Der Bereich Landwirtschaft ist nicht nur vielfältig sondern auch bunt: Neben seiner Arbeit als Bauer ist Josef Moser ist seit einigen Jahren als Farb- und Stilberater tätig. Heuer wurde er mit dem LFI Award ausgezeichnet.
Josef Moser legt Wert auf Qualität. Sowohl in der Fütterung als auch in der Gestaltung des Alltags.

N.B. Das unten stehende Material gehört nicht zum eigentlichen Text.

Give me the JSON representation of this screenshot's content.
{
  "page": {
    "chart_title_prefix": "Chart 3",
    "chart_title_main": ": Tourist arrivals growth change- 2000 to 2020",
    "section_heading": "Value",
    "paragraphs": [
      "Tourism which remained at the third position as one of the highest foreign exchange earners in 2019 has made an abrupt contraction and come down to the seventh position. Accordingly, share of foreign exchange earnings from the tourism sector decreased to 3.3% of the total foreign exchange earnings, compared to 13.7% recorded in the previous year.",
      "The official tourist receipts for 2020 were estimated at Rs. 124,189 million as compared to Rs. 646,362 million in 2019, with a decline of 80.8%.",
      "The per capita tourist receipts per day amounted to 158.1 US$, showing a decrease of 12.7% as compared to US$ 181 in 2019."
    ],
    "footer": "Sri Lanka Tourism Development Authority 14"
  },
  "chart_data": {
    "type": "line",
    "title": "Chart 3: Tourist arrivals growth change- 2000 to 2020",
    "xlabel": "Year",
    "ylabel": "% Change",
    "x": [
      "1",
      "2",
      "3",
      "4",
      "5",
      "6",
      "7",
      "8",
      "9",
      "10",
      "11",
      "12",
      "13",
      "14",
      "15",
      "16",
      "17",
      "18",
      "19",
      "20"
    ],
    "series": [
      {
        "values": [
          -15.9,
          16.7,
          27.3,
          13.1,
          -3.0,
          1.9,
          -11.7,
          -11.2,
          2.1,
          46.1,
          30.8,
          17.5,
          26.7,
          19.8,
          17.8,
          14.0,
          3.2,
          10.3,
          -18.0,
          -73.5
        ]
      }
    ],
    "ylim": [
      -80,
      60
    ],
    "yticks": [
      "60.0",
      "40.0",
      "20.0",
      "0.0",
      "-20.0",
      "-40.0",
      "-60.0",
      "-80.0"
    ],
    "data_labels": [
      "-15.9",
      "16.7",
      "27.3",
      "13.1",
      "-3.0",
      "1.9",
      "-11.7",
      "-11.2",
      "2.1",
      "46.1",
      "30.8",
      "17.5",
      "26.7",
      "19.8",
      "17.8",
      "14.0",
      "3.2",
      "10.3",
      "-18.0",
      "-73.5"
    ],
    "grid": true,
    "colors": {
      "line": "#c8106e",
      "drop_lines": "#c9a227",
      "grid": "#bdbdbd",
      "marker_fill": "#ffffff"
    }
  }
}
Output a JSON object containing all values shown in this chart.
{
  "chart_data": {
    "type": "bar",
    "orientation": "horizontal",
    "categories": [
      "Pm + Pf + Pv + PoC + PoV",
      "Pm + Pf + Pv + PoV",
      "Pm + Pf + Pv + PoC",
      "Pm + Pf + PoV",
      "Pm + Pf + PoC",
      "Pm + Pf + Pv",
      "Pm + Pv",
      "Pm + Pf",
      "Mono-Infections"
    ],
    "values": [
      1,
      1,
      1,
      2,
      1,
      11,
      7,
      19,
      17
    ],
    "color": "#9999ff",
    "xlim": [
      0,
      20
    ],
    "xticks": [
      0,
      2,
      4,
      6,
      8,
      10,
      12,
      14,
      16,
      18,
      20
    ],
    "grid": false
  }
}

Josef Moser legt Wert auf Qualität. Sowohl in der Fütterung als auch in der Gestaltung des Alltags.
Neben der Rinderzucht war der Familie Moser die persönliche Weiterentwicklung –und bildung sehr wichtig. Schon bald nach der landwirtschaftlichen Fachschule absolvierte Josef Moser den Meisterkurs und war mehrere Jahre Obmann der ARGE Meister. Weiters nutzte der junge Bauer das Bildungsangebot der Landwirtschaftskammer. „Ich wollte mit Menschen in Kontakt treten, die über den Tellerrand denken“, so Josef Moser. Auch in der Gemeindepolitik ist der Landwirt aktiv. „Um nicht zu sagen hyperaktiv“, meint er. Nach seiner Zeit bei der ARGE Meister ist er in ein schwarzes Loch gefallen. „Plötzlich wusste ich nicht was ich machen sollte“, gesteht er. Da kam ihm das Projekt bfu wie gerufen: Er bewarb sich als Trainer. Der Gedanke, dass Bauern Bauern trainieren reizte ihn umso mehr. 2000 schloss er die entsprechende Ausbildung dafür ab. Bildung macht süchtig und mit den absolvierten Kursen taten sich immer neue Möglichkeiten auf.

Mut zur Veränderung
Die oft mehrtägigen Kurse und Schulungen ließen sich nur schwer mit der Melkarbeit vereinbaren. „Mein Vater half mir zwar im Stall, tat es sehr gerne, aber ich hätte es nicht verantworten können, wäre ihm etwas passiert“. So stellte die Familie von der intensiven Milchwirtschaft auf die Kalbinnenaufzucht um. „Eine Veränderung bringt auch Ängste mit sich. Wir sind ihr mit vielen Gesprächen begegnet“, erklärt der Trainer. Ihm war bewusst, dass sich sein Vater nicht nutzlos fühlen durfte, er band alle Generationen in die Entscheidung mit ein. Jeder sollte das Gefühl haben, wichtig zu sein und den Weg mitbestimmen zu können und dürfen. Die Umstellung nahm viel Druck von der Familie. Die anfänglichen Zweifel von Berufskollegen verwandelten sich bald in Verständnis. Auch sein Vater erklärt stolz: „Ich muss nicht in den Stall gehen, ich gehe wann ich es will“. Durch die betriebliche Veränderung lässt sich nun die Bildungssaison besser mit der Arbeit in der Landwirtschaft verbinden. Die Arbeit ist nicht mehr grau in grau, für Familie Moser hat sie mehr Farbe bekommen.